Under New York State rules, local jails must allow those held in segregation four hours out of their cells daily. 

But that time is not necessarily spent interacting with others. The State Commission allows showering time to count, for instance.  

The city Department of Correction has also counted showering in its tally, as well as trips to the doctor and visiting time, though those do not necessarily reflect the actual daily schedule of people in segregation.

State prisons, which regularly hold people in solitary for months at a time, are not subject to the four-hour rule. Some prisoners are held alone 24 hours a day, with an hour out in a solo cage attached to their cell.

As of Dec. 1, some 1,173 inmates were serving a “Special Housing Unit” (SHU) disciplinary sanction in solitary cells across New York State prisons, officials said. 

‘Meaningful Human Engagement’

A bill to restrict solitary in state prisons failed last year even though it had enough co-sponsors to pass on their votes alone. Gov. Andrew Cuomo and legislative leaders Carl Heastie and Andrea Stewart-Cousins quashed the measure in favor of a set of looser requirements that were then delayed.

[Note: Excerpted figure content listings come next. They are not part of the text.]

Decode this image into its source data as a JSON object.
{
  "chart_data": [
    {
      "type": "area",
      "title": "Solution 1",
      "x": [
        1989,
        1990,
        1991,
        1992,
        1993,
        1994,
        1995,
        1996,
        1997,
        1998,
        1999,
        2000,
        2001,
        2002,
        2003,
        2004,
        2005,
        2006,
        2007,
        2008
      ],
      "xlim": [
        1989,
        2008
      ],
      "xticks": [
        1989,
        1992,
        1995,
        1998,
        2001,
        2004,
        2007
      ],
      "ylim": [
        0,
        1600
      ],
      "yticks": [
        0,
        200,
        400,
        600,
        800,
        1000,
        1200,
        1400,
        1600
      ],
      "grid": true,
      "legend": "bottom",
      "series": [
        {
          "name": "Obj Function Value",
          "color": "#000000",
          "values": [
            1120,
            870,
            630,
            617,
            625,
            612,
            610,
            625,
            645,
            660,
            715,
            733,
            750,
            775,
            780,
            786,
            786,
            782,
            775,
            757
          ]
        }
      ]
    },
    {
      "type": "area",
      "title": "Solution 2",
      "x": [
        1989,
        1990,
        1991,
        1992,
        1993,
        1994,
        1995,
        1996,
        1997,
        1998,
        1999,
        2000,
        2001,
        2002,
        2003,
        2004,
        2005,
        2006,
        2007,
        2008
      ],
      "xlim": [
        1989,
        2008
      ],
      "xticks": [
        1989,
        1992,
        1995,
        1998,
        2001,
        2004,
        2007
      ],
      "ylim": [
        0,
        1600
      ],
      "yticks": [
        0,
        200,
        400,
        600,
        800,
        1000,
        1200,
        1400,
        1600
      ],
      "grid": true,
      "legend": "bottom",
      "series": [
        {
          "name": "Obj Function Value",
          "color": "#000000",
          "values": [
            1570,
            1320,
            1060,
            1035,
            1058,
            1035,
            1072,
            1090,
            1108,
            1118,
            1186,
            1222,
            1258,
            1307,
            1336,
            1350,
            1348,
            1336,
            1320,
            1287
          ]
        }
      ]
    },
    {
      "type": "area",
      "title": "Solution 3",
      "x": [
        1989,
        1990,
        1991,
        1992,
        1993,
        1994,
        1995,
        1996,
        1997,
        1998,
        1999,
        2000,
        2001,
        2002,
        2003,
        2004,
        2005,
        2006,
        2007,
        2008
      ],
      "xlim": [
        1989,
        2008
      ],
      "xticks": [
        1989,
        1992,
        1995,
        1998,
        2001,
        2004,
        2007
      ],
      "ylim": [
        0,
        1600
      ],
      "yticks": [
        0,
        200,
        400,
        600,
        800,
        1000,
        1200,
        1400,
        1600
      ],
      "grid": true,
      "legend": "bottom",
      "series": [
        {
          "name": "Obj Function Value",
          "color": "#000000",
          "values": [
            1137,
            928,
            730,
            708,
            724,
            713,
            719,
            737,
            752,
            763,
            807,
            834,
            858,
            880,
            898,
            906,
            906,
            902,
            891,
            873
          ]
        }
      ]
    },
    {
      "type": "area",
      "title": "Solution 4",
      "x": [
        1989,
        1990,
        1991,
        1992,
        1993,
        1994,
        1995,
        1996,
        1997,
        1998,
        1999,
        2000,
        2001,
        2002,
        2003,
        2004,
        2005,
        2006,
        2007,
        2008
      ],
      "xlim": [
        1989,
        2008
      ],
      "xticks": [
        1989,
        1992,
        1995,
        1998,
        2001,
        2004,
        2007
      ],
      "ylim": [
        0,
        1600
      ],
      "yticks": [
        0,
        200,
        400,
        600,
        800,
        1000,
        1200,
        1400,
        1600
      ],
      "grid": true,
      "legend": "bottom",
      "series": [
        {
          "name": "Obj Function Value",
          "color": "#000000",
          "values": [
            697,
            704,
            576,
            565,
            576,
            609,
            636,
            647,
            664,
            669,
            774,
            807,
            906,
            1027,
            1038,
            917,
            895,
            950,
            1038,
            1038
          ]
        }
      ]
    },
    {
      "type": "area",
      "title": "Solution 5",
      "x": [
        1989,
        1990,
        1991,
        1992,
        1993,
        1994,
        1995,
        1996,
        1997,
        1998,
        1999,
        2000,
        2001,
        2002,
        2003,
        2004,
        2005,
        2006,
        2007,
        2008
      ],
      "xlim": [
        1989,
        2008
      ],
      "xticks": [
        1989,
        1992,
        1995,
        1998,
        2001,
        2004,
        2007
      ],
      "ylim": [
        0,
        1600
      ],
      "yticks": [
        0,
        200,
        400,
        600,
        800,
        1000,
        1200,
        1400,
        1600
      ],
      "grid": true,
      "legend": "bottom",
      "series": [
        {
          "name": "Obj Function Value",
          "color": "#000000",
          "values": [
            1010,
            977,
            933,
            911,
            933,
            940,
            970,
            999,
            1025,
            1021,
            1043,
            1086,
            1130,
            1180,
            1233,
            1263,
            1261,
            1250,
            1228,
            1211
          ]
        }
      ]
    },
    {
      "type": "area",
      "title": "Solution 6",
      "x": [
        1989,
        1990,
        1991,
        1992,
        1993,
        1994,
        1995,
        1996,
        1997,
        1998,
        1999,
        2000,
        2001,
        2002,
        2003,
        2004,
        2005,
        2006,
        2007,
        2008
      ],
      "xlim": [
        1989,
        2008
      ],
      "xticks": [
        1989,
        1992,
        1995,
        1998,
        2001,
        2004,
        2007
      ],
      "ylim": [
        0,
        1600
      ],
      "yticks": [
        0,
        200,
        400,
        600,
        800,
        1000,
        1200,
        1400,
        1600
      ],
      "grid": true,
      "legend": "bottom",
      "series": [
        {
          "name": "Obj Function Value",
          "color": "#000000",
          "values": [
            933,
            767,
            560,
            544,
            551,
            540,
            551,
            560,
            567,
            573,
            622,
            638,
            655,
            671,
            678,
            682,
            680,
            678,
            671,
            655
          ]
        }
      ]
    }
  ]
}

The Dec. 11 hearing will include discussions of the de Blasio administration’s proposal and the City Council’s legislation to end solitary, according to Councilmember Keith Powers (D-Manhattan), who chairs the Criminal Justice committee.

“There’s a groundswell of support to end harmful solitary confinement policies in New York City jails,” he said in a statement. “This is a long-overdue conversation.”

Advocates against solitary, who put out their own plan to end the practice in city jails last year, said the Council action was “positive,” but that it should make sure to avoid “carve-outs.”

“The basic minimum standards in the city jails of 14 hours out-of-cell per day with access to meaningful human engagement and programming should apply to everyone,”  Anisah Sabur of the #HALTsolitary Campaign said in a statement. 

The union representing frontline city correction officers opposes scrapping solitary. 

“With jail violence soaring in our jails year after year, it’s time for our elected officials to put safety and security first and empower us to separate violent offenders from non-violent offenders,” said Benny Boscio Jr., president of the Correction Officers Benevolent Association.